C'était leur petit rituel –les parents rentraient toujours trop tard, quand Tobio était couché, alors c'était Kazuyo qui s'occupait de lui et de sa sœur Miwa. Il les emmenait avec lui au gymnase où il coachait une équipe féminine, prenait soin d'eux, parfois regardait un match de volley avec Tobio à la télé ; et, quand il faisait assez beau, ils s'entraînaient un peu derrière la maison. Ce jour-là, ils faisaient un exercice de réception.

-Baisse les hanches, conseillait Kazuyo. Accompagne la balle.

C'est à ce moment que Miwa, qui venait juste de recevoir son diplôme de Kitagawa Daiichi, ouvrit la baie vitrée et déclara tout net qu'elle changeait de club au lycée.

-Quoi, Miwa-chan ? s'étonna Kazuyo. Tu arrêtes le volley ?

Il n'avait pas l'air en colère, simplement surpris. D'aussi loin qu'il se souvienne, Tobio avait toujours vu Miwa faire du volley-ball, et lui n'imaginait pas vraiment qu'elle puisse arrêter pour de vrai. A vrai dire, depuis sa simplicité enfantine, il espérait juste que Kazuyo se retourne vers lui et qu'ils continuent à jouer tant qu'il n'était pas encore trop tard.

Sa sœur leur tourna simplement le dos pour fixer son téléphone, faisant voleter sa chevelure d'encre au passage :

-Ouais. Je n'ai pas envie de couper mes cheveux, mais l'équipe féminine du lycée a une règle tacite qui dit de les avoir courts. Tu vas aussi me dire que c'est une raison stupide ?

-Pourquoi je dirais ça ?

-Mon copain a dit que c'était stupide.

A partir de là, Kazuyo parut davantage choqué par le fait que sa petite-fille ait un copain plutôt que par son choix d'arrêter le volley.

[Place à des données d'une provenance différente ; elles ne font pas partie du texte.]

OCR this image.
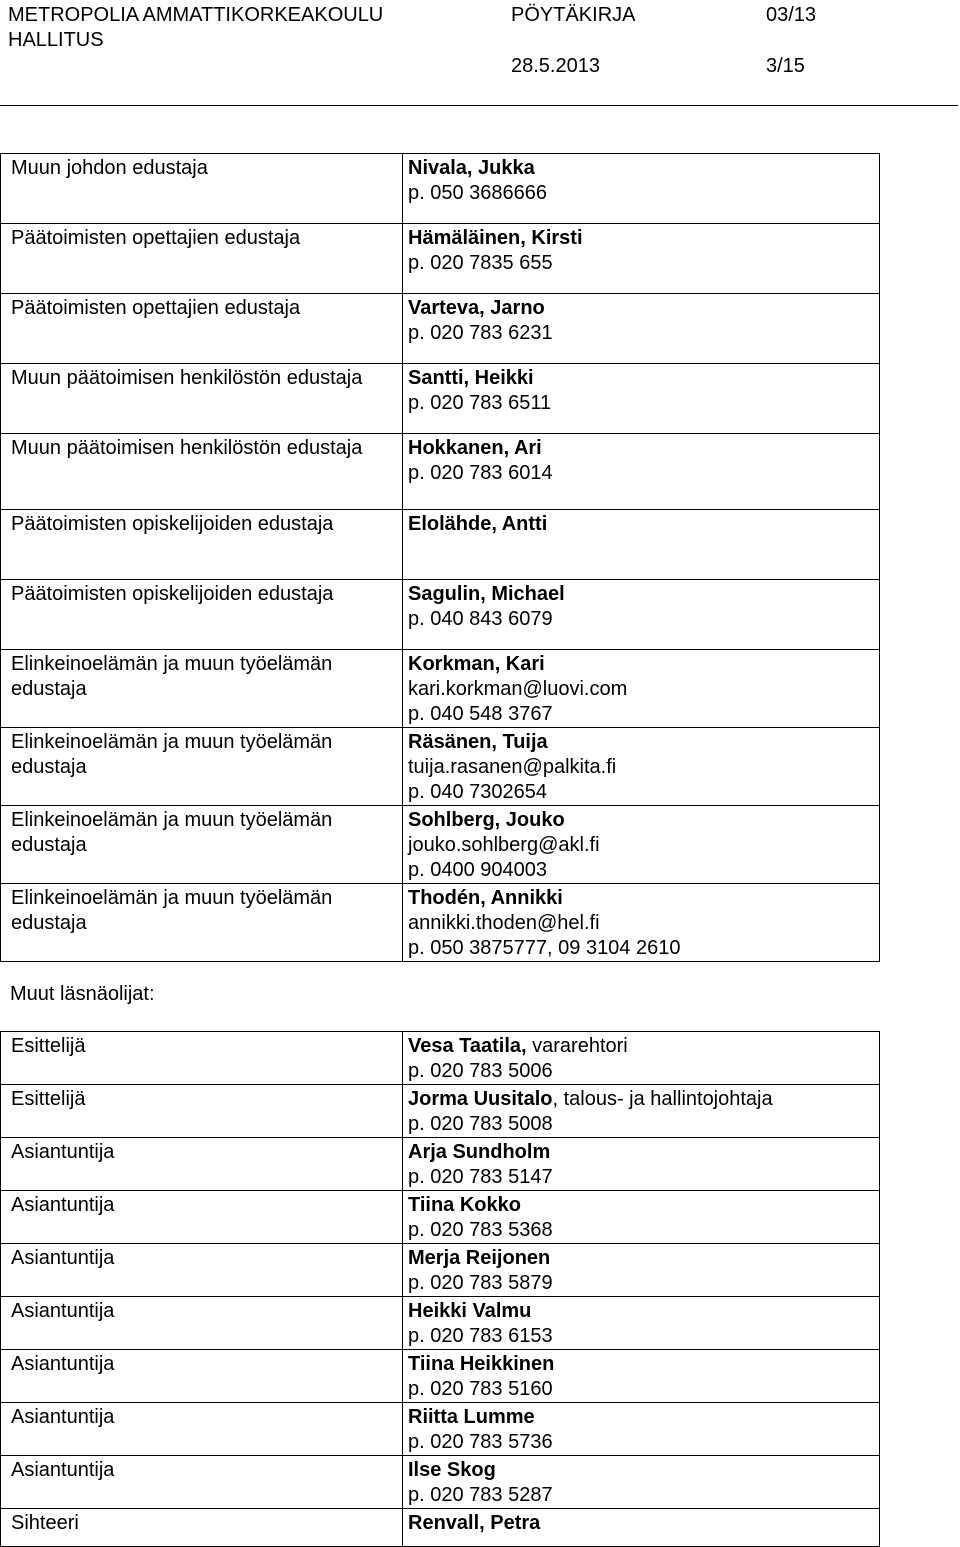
METROPOLIA AMMATTIKORKEAKOULU	PÖYTÄKIRJA	03/13
HALLITUS
28.5.2013	3/15
Muun johdon edustaja	Nivala, Jukka
p. 050 3686666

Päätoimisten opettajien edustaja	Hämäläinen, Kirsti
p. 020 7835 655

Päätoimisten opettajien edustaja	Varteva, Jarno
p. 020 783 6231

Muun päätoimisen henkilöstön edustaja	Santti, Heikki
p. 020 783 6511

Muun päätoimisen henkilöstön edustaja	Hokkanen, Ari
p. 020 783 6014

Päätoimisten opiskelijoiden edustaja	Elolähde, Antti

Päätoimisten opiskelijoiden edustaja	Sagulin, Michael
p. 040 843 6079

Elinkeinoelämän ja muun työelämän edustaja	Korkman, Kari
kari.korkman@luovi.com
p. 040 548 3767

Elinkeinoelämän ja muun työelämän edustaja	Räsänen, Tuija
tuija.rasanen@palkita.fi
p. 040 7302654

Elinkeinoelämän ja muun työelämän edustaja	Sohlberg, Jouko
jouko.sohlberg@akl.fi
p. 0400 904003

Elinkeinoelämän ja muun työelämän edustaja	Thodén, Annikki
annikki.thoden@hel.fi
p. 050 3875777, 09 3104 2610
Muut läsnäolijat:
Esittelijä	Vesa Taatila, vararehtori
p. 020 783 5006

Esittelijä	Jorma Uusitalo, talous- ja hallintojohtaja
p. 020 783 5008

Asiantuntija	Arja Sundholm
p. 020 783 5147

Asiantuntija	Tiina Kokko
p. 020 783 5368

Asiantuntija	Merja Reijonen
p. 020 783 5879

Asiantuntija	Heikki Valmu
p. 020 783 6153

Asiantuntija	Tiina Heikkinen
p. 020 783 5160

Asiantuntija	Riitta Lumme
p. 020 783 5736

Asiantuntija	Ilse Skog
p. 020 783 5287

Sihteeri	Renvall, Petra
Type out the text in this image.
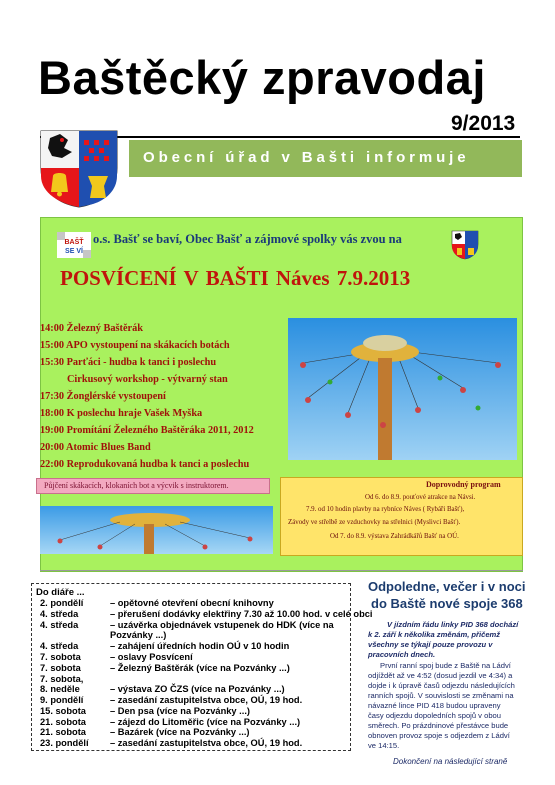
Baštěcký zpravodaj
9/2013
Obecní úřad v Bašti informuje
BAŠŤ
SE VÍ
o.s. Bašť se baví, Obec Bašť a zájmové spolky vás zvou na
POSVÍCENÍ V BAŠTI Náves 7.9.2013
14:00 Železný Baštěrák
15:00 APO vystoupení na skákacích botách
15:30 Parťáci - hudba k tanci i poslechu
Cirkusový workshop - výtvarný stan
17:30 Žonglérské vystoupení
18:00 K poslechu hraje Vašek Myška
19:00 Promítání Železného Baštěráka 2011, 2012
20:00 Atomic Blues Band
22:00 Reprodukovaná hudba k tanci a poslechu
Půjčení skákacích, klokaních bot a výcvik s instruktorem.	Doprovodný program
Od 6. do 8.9. pouťové atrakce na Návsi.
7.9. od 10 hodin plavby na rybníce Náves ( Rybáři Bašť),
Závody ve střelbě ze vzduchovky na střelnici (Myslivci Bašť).
Od 7. do 8.9. výstava Zahrádkářů Bašť na OÚ.
Do diáře ...
2. pondělí	– opětovné otevření obecní knihovny
4. středa	– přerušení dodávky elektřiny 7.30 až 10.00 hod. v celé obci
4. středa	– uzávěrka objednávek vstupenek do HDK (více na
Pozvánky ...)
4. středa	– zahájení úředních hodin OÚ v 10 hodin
7. sobota	– oslavy Posvícení
7. sobota	– Železný Baštěrák (více na Pozvánky ...)
7. sobota,
8. neděle	– výstava ZO ČZS (více na Pozvánky ...)
9. pondělí	– zasedání zastupitelstva obce, OÚ, 19 hod.
15. sobota	– Den psa (více na Pozvánky ...)
21. sobota	– zájezd do Litoměřic (více na Pozvánky ...)
21. sobota	– Bazárek (více na Pozvánky ...)
23. pondělí – zasedání zastupitelstva obce, OÚ, 19 hod.
Odpoledne, večer i v noci
do Baště nové spoje 368
V jízdním řádu linky PID 368 dochází
k 2. září k několika změnám, přičemž
všechny se týkají pouze provozu v
pracovních dnech.
První ranní spoj bude z Baště na Ládví
odjíždět až ve 4:52 (dosud jezdil ve 4:34) a
dojde i k úpravě časů odjezdu následujících
ranních spojů. V souvislosti se změnami na
návazné lince PID 418 budou upraveny
časy odjezdu dopoledních spojů v obou
směrech. Po prázdninové přestávce bude
obnoven provoz spoje s odjezdem z Ládví
ve 14:15.
Dokončení na následující straně
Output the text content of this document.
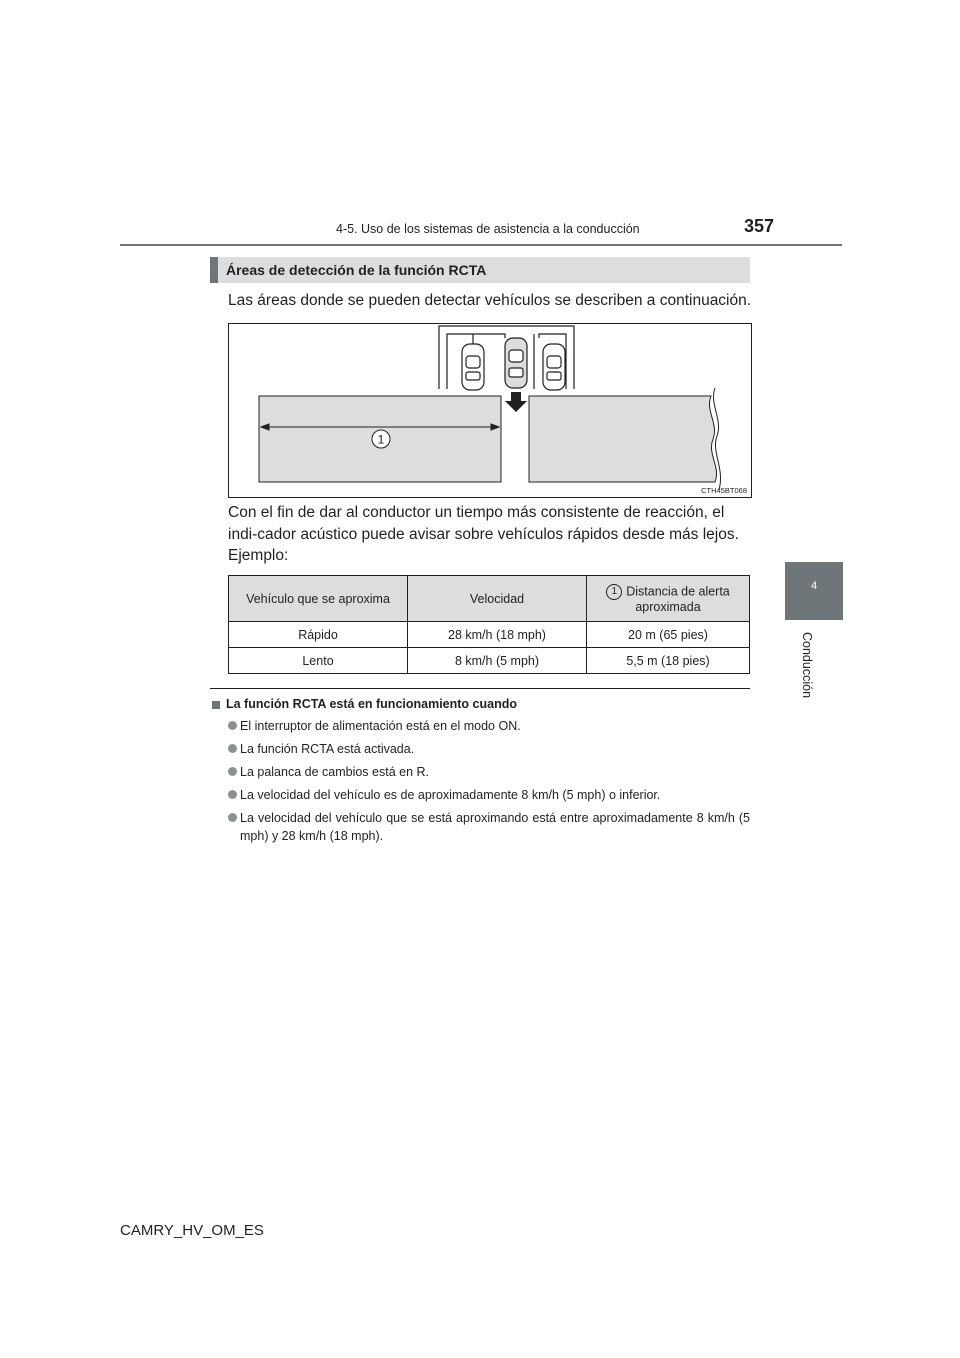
4-5. Uso de los sistemas de asistencia a la conducción	357
4
Conducción
Áreas de detección de la función RCTA
Las áreas donde se pueden detectar vehículos se describen a continuación.
1
CTH45BT068
Con el fin de dar al conductor un tiempo más consistente de reacción, el indi-cador acústico puede avisar sobre vehículos rápidos desde más lejos.
Ejemplo:
Vehículo que se aproxima	Velocidad	1 Distancia de alerta aproximada
Rápido	28 km/h (18 mph)	20 m (65 pies)
Lento	8 km/h (5 mph)	5,5 m (18 pies)
La función RCTA está en funcionamiento cuando
El interruptor de alimentación está en el modo ON.
La función RCTA está activada.
La palanca de cambios está en R.
La velocidad del vehículo es de aproximadamente 8 km/h (5 mph) o inferior.
La velocidad del vehículo que se está aproximando está entre aproximadamente 8 km/h (5 mph) y 28 km/h (18 mph).
CAMRY_HV_OM_ES
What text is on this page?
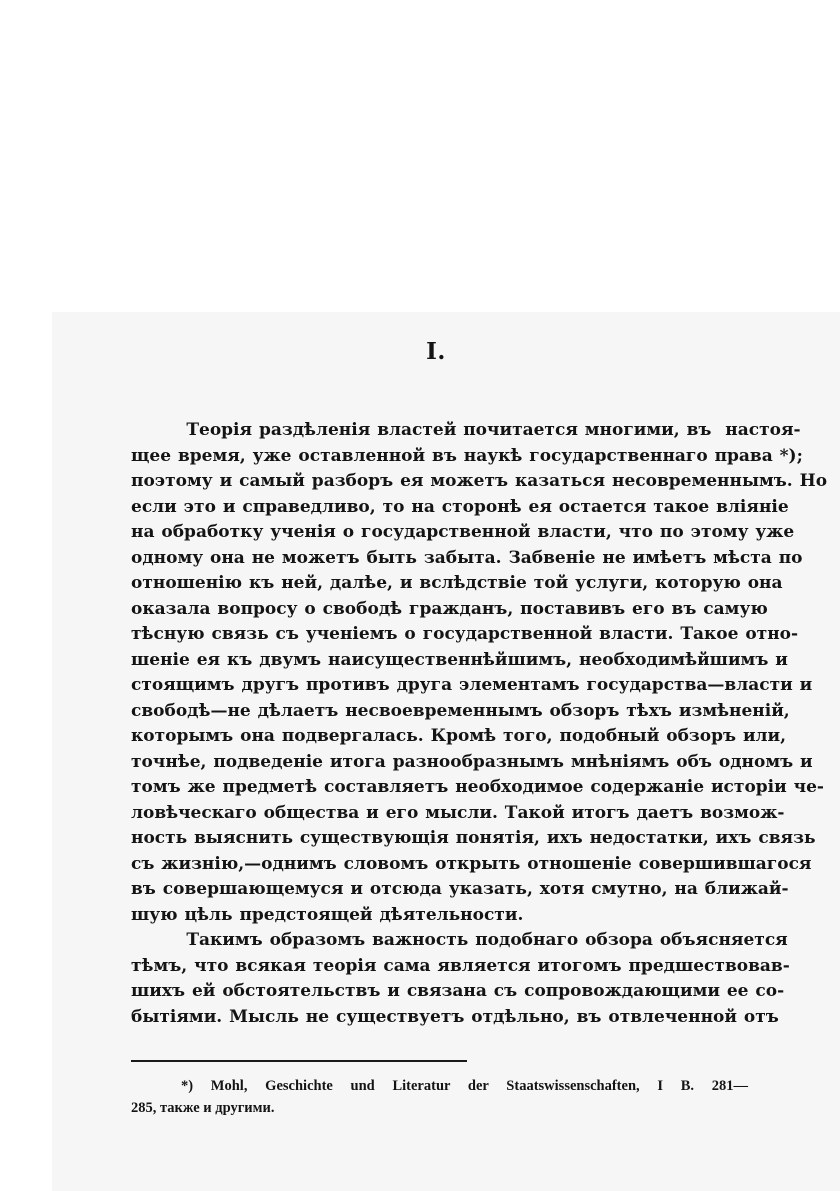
I.
Теорія раздѣленія властей почитается многими, въ  настоя-
щее время, уже оставленной въ наукѣ государственнаго права *);
поэтому и самый разборъ ея можетъ казаться несовременнымъ. Но
если это и справедливо, то на сторонѣ ея остается такое вліяніе
на обработку ученія о государственной власти, что по этому уже
одному она не можетъ быть забыта. Забвеніе не имѣетъ мѣста по
отношенію къ ней, далѣе, и вслѣдствіе той услуги, которую она
оказала вопросу о свободѣ гражданъ, поставивъ его въ самую
тѣсную связь съ ученіемъ о государственной власти. Такое отно-
шеніе ея къ двумъ наисущественнѣйшимъ, необходимѣйшимъ и
стоящимъ другъ противъ друга элементамъ государства—власти и
свободѣ—не дѣлаетъ несвоевременнымъ обзоръ тѣхъ измѣненій,
которымъ она подвергалась. Кромѣ того, подобный обзоръ или,
точнѣе, подведеніе итога разнообразнымъ мнѣніямъ объ одномъ и
томъ же предметѣ составляетъ необходимое содержаніе исторіи че-
ловѣческаго общества и его мысли. Такой итогъ даетъ возмож-
ность выяснить существующія понятія, ихъ недостатки, ихъ связь
съ жизнію,—однимъ словомъ открыть отношеніе совершившагося
въ совершающемуся и отсюда указать, хотя смутно, на ближай-
шую цѣль предстоящей дѣятельности.
Такимъ образомъ важность подобнаго обзора объясняется
тѣмъ, что всякая теорія сама является итогомъ предшествовав-
шихъ ей обстоятельствъ и связана съ сопровождающими ее со-
бытіями. Мысль не существуетъ отдѣльно, въ отвлеченной отъ
*) Mohl, Geschichte und Literatur der Staatswissenschaften, I B. 281—
285, также и другими.
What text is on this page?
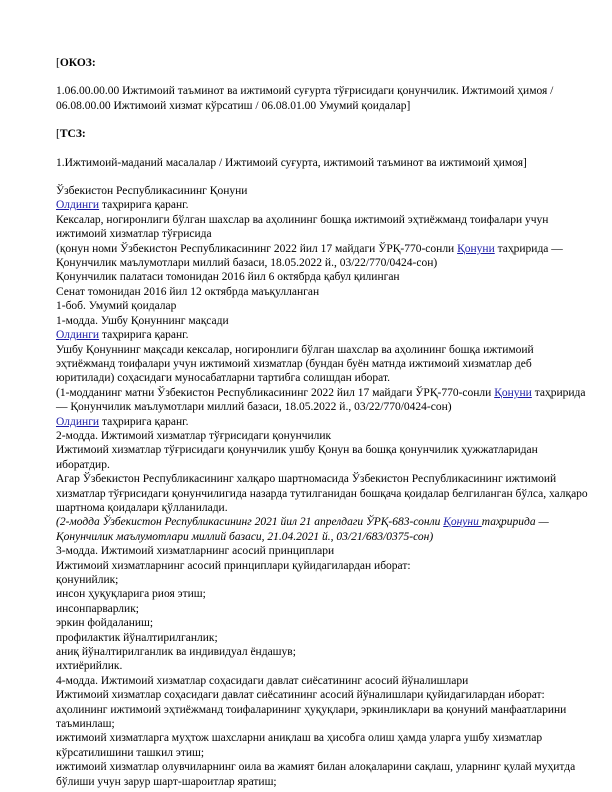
[ОКОЗ:

1.06.00.00.00 Ижтимоий таъминот ва ижтимоий суғурта тўғрисидаги қонунчилик. Ижтимоий ҳимоя / 06.08.00.00 Ижтимоий хизмат кўрсатиш / 06.08.01.00 Умумий қоидалар]

[ТСЗ:

1.Ижтимоий-маданий масалалар / Ижтимоий суғурта, ижтимоий таъминот ва ижтимоий ҳимоя]

Ўзбекистон Республикасининг Қонуни

Олдинги таҳририга қаранг.

Кексалар, ногиронлиги бўлган шахслар ва аҳолининг бошқа ижтимоий эҳтиёжманд тоифалари учун ижтимоий хизматлар тўғрисида

(қонун номи Ўзбекистон Республикасининг 2022 йил 17 майдаги ЎРҚ-770-сонли Қонуни таҳририда — Қонунчилик маълумотлари миллий базаси, 18.05.2022 й., 03/22/770/0424-сон)

Қонунчилик палатаси томонидан 2016 йил 6 октябрда қабул қилинган

Сенат томонидан 2016 йил 12 октябрда маъқулланган

1-боб. Умумий қоидалар

1-модда. Ушбу Қонуннинг мақсади

Олдинги таҳририга қаранг.

Ушбу Қонуннинг мақсади кексалар, ногиронлиги бўлган шахслар ва аҳолининг бошқа ижтимоий эҳтиёжманд тоифалари учун ижтимоий хизматлар (бундан буён матнда ижтимоий хизматлар деб юритилади) соҳасидаги муносабатларни тартибга солишдан иборат.

(1-модданинг матни Ўзбекистон Республикасининг 2022 йил 17 майдаги ЎРҚ-770-сонли Қонуни таҳририда — Қонунчилик маълумотлари миллий базаси, 18.05.2022 й., 03/22/770/0424-сон)

Олдинги таҳририга қаранг.

2-модда. Ижтимоий хизматлар тўғрисидаги қонунчилик

Ижтимоий хизматлар тўғрисидаги қонунчилик ушбу Қонун ва бошқа қонунчилик ҳужжатларидан иборатдир.

Агар Ўзбекистон Республикасининг халқаро шартномасида Ўзбекистон Республикасининг ижтимоий хизматлар тўғрисидаги қонунчилигида назарда тутилганидан бошқача қоидалар белгиланган бўлса, халқаро шартнома қоидалари қўлланилади.

(2-модда Ўзбекистон Республикасининг 2021 йил 21 апрелдаги ЎРҚ-683-сонли Қонуни таҳририда — Қонунчилик маълумотлари миллий базаси, 21.04.2021 й., 03/21/683/0375-сон)

3-модда. Ижтимоий хизматларнинг асосий принциплари

Ижтимоий хизматларнинг асосий принциплари қуйидагилардан иборат:

қонунийлик;

инсон ҳуқуқларига риоя этиш;

инсонпарварлик;

эркин фойдаланиш;

профилактик йўналтирилганлик;

аниқ йўналтирилганлик ва индивидуал ёндашув;

ихтиёрийлик.

4-модда. Ижтимоий хизматлар соҳасидаги давлат сиёсатининг асосий йўналишлари

Ижтимоий хизматлар соҳасидаги давлат сиёсатининг асосий йўналишлари қуйидагилардан иборат:

аҳолининг ижтимоий эҳтиёжманд тоифаларининг ҳуқуқлари, эркинликлари ва қонуний манфаатларини таъминлаш;

ижтимоий хизматларга муҳтож шахсларни аниқлаш ва ҳисобга олиш ҳамда уларга ушбу хизматлар кўрсатилишини ташкил этиш;

ижтимоий хизматлар олувчиларнинг оила ва жамият билан алоқаларини сақлаш, уларнинг қулай муҳитда бўлиши учун зарур шарт-шароитлар яратиш;
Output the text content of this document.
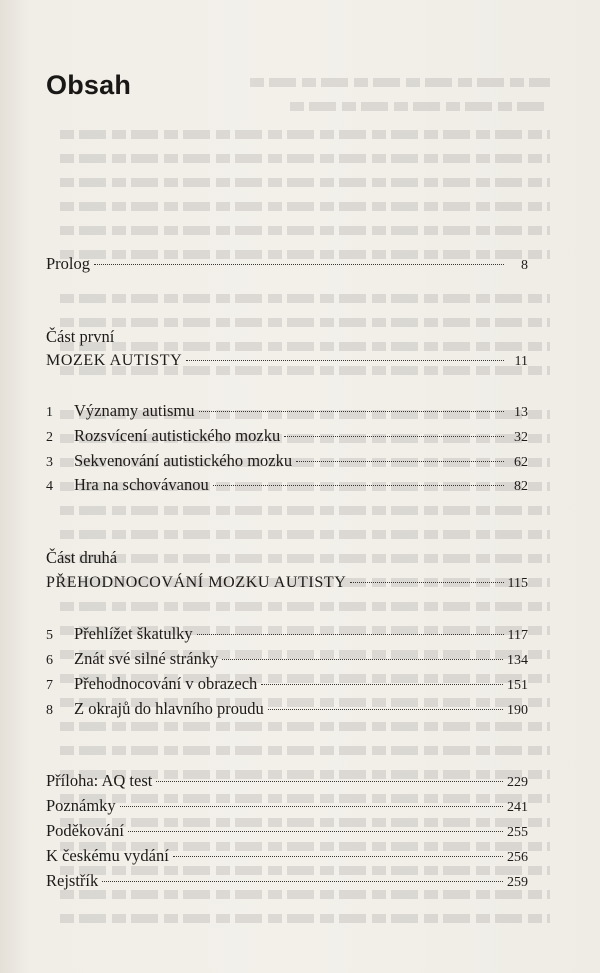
Obsah
Prolog	8
Část první
MOZEK AUTISTY	11
1	Významy autismu	13
2	Rozsvícení autistického mozku	32
3	Sekvenování autistického mozku	62
4	Hra na schovávanou	82
Část druhá
PŘEHODNOCOVÁNÍ MOZKU AUTISTY	115
5	Přehlížet škatulky	117
6	Znát své silné stránky	134
7	Přehodnocování v obrazech	151
8	Z okrajů do hlavního proudu	190
Příloha: AQ test	229
Poznámky	241
Poděkování	255
K českému vydání	256
Rejstřík	259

Tobio passa outre, lui jouait toujours et c'était ce qui importait ; mais quelques jours plus tard, tandis qu'il rentrait du gymnase avec son grand-père, le sujet fut remis sur le tapis :

-Tobio, est-ce que tu sais pourquoi Miwa a un petit-copain ?

-Non ?

Ce n'était pas vraiment le genre de choses qui l'intéressait, à vrai dire, mais il ne refusait jamais de parler avec Kazuyo. Il sentait que c'était la seule personne avec qui il était vraiment complice, avec qui il partageait quelque chose de sincère ; être avec lui et écouter sa voix l'apaisait.

-C'est parce qu'elle est arrivée à l'âge où les âmes sœurs se déclenchent, déclara son grand-père. Tu le sentiras aussi vers quatorze ou quinze ans.

-Les âmes sœurs ? répéta Tobio intrigué.

Il en entendait régulièrement parler, mais n'y prêtait pas d'attention particulière. Kazuyo lui adressa un sourire, et de petites rides apparurent autour de ses yeux, preuve qu'il était de nature enjouée.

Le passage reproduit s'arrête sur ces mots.